Salted Peanuts in The Big Easy

Ruta Sepetys may be best known for Between Shades of Grey (a story about art and refugees, not bondage and sex), but her more recent Out of the Easy is worth just as much attention.

Set in the year 1950, in the French Quarter of New Orleans, the story follows Josie, the teenaged daughter of a prostitute. More than anything, Josie wants to escape the life that she’s been dropped into; she dreams of finding her father, and maybe even going to Smith College in Massachusetts. The darling of the Quarter, everyone wants her to succeed–from the brothel madam and her driver to the mentally ill bookshop owner and his son who have adopted her as their own. But as Josie’s mother gets involved with the mob, Josie finds herself in a dangerous position.

Call me crazy, but I kind of got a Great Gatsby meets Downton Abbey vibe off of this book. Now, now, hear me out. Josie’s “green light on the water” takes shape in her desire for a father (which she pins on the upstanding Forrest Hearne) who can whisk her away from her gritty life in New Orleans. It’s not the same as Gatsby’s longing for Daisy, I grant you, but the longing is there. As for Downton, the Uptown/Downtown standards of living in Sepetys’ New Orleans parallel the upstairs/downstairs dynamic of the period drama.
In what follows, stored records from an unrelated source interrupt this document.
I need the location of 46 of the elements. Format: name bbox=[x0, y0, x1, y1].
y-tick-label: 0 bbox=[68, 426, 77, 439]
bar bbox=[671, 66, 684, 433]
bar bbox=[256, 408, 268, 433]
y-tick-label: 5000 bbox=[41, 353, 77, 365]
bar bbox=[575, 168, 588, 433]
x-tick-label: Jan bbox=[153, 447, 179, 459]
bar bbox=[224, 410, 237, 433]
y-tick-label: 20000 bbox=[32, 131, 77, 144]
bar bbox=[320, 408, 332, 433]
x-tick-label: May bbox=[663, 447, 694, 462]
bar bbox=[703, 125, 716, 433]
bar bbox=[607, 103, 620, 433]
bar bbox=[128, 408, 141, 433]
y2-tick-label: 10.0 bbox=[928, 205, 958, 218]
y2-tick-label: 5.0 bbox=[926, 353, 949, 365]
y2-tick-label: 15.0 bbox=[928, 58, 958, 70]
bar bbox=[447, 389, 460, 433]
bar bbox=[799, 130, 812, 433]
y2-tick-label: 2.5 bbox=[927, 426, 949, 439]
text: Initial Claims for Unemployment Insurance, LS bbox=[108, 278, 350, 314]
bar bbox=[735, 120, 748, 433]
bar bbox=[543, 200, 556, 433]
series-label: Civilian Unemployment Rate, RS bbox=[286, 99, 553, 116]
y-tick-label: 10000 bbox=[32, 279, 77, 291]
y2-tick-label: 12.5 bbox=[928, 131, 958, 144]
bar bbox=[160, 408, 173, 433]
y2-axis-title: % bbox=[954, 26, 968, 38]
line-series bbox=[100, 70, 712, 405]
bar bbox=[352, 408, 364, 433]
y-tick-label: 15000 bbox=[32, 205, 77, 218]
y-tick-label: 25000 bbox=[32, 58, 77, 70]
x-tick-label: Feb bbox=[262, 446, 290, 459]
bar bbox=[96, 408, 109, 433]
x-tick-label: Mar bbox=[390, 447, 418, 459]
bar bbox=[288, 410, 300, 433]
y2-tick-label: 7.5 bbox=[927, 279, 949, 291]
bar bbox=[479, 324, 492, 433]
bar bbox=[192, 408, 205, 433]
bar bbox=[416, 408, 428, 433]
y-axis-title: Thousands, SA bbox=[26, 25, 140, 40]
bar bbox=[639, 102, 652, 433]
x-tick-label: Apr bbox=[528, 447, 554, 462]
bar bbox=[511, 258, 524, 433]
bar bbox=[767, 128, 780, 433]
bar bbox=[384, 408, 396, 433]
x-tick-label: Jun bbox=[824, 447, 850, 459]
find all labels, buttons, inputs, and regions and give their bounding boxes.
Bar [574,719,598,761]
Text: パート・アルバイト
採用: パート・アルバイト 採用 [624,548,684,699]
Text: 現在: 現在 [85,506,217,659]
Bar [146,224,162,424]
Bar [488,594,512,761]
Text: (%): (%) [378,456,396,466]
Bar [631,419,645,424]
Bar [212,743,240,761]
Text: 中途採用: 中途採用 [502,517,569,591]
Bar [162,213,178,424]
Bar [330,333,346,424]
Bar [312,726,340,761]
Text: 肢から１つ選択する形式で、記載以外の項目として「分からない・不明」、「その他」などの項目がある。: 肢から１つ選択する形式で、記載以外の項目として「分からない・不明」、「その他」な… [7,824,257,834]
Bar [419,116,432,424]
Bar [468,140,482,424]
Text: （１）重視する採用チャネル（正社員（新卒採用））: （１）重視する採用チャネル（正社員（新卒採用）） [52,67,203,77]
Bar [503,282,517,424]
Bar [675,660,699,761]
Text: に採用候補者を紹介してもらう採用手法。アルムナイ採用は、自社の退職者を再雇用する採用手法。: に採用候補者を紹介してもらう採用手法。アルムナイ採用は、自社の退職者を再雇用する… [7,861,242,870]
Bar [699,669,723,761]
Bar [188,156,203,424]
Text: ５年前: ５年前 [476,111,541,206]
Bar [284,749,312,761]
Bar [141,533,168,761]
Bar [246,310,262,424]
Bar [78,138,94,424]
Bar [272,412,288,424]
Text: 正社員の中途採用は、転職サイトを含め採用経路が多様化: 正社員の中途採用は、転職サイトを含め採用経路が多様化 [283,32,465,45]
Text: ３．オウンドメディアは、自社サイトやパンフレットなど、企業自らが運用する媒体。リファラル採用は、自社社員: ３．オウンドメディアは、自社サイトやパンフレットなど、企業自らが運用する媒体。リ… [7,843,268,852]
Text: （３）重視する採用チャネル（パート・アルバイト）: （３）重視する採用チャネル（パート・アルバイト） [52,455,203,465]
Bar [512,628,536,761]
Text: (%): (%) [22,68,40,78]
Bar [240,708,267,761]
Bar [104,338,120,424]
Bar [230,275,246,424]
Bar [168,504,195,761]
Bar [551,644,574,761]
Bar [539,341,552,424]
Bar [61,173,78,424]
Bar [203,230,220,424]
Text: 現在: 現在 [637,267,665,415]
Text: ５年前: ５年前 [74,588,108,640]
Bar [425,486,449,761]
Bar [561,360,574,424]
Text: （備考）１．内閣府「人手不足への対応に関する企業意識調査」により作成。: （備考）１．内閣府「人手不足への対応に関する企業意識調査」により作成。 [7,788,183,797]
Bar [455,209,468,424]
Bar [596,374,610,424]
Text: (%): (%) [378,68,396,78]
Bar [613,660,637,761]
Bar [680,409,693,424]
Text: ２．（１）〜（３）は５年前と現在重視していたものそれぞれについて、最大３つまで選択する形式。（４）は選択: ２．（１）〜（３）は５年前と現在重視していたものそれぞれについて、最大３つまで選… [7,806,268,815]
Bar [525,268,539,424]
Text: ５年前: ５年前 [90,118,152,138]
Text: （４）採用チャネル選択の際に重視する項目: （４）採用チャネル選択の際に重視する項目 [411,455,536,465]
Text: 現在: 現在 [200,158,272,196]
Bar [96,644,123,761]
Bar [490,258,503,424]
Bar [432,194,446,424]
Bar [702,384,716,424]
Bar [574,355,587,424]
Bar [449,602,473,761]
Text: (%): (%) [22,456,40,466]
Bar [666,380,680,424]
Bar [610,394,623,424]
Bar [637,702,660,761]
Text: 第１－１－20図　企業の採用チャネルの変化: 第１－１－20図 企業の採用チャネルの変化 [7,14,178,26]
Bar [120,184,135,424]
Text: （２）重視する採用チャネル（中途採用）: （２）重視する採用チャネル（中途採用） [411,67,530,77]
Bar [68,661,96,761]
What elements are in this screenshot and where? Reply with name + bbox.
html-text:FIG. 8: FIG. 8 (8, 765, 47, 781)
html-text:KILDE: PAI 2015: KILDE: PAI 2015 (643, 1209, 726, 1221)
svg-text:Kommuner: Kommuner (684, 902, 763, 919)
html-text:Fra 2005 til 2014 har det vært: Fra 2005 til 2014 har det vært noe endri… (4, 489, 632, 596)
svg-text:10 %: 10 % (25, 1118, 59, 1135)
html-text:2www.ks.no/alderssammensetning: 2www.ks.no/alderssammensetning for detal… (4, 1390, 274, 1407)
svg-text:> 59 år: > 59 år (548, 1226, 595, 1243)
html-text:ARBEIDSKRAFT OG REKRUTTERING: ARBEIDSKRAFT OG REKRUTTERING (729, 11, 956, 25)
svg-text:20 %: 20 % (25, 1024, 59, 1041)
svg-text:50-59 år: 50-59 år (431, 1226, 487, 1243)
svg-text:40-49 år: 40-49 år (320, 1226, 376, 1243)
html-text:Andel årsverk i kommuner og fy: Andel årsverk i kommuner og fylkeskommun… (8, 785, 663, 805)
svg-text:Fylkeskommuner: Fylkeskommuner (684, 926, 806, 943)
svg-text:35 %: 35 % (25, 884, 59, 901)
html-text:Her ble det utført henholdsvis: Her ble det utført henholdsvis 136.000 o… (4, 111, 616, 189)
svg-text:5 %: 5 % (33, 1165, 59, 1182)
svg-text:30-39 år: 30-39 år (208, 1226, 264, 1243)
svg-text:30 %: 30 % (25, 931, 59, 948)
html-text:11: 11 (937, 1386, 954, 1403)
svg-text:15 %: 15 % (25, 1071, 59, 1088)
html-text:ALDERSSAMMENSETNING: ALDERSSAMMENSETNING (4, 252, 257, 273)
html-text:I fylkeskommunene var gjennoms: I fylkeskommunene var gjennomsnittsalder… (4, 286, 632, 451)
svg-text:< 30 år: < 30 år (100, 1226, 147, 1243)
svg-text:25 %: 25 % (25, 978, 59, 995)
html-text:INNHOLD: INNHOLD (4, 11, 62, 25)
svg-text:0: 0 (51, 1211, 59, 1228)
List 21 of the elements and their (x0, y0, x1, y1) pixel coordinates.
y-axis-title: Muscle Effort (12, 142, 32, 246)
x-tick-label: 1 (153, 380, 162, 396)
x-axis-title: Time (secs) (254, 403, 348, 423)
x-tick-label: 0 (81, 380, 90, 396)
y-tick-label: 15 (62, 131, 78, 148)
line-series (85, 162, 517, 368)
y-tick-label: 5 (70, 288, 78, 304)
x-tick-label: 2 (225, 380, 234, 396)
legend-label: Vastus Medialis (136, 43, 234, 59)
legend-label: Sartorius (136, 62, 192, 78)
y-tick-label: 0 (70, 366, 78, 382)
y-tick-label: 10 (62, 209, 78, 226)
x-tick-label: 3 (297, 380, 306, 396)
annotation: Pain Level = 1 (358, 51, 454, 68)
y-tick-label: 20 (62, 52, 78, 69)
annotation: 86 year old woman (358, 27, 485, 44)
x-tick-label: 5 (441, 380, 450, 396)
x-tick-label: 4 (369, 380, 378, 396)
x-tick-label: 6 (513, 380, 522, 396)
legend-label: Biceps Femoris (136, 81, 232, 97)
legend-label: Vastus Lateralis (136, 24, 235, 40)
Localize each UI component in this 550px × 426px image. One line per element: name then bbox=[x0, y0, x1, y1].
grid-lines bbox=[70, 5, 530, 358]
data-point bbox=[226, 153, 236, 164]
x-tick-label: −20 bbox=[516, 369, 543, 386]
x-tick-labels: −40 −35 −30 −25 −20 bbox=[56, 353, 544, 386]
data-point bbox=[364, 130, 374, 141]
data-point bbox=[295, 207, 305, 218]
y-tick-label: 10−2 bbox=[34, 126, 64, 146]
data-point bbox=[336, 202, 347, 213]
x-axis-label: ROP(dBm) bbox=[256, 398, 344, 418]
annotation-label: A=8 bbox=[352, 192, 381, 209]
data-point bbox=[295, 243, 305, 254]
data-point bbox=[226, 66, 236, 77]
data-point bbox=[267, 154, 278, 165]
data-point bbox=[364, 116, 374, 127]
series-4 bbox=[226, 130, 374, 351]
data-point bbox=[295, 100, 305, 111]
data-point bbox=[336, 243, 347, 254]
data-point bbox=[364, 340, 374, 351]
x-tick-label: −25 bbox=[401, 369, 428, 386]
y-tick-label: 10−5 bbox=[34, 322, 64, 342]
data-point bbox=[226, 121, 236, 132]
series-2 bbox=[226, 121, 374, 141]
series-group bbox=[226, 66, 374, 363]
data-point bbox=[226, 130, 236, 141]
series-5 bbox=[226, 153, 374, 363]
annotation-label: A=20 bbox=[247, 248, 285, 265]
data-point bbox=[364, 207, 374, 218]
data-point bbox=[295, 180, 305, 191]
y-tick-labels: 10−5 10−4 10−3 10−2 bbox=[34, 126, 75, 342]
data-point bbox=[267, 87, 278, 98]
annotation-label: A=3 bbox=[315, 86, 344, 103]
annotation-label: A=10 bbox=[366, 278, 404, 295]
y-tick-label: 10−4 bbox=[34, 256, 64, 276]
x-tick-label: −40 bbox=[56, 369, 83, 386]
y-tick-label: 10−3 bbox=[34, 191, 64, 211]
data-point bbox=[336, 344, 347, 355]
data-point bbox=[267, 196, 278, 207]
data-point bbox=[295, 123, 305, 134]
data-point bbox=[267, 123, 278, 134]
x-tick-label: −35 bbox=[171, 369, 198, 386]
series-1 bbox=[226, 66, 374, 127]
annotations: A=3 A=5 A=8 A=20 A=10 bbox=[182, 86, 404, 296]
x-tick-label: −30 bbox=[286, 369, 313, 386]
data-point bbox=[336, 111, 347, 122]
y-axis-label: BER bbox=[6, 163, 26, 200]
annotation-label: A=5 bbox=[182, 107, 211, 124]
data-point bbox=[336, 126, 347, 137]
Josie often makes the wrong choices for the right reasons, and I love that about her. She’s real: “salted peanuts,” a spitfire that’s good with a shotgun. She illustrates the lengths that we, as humans, are willing to stretch to when we’re desperate–but, even more than that, she sees where she’s headed and knows when to stop. Josie reminds us that, sometimes, our parents teach us exactly what we don’t want to be, and that’s okay. She had me hanging on until the last word.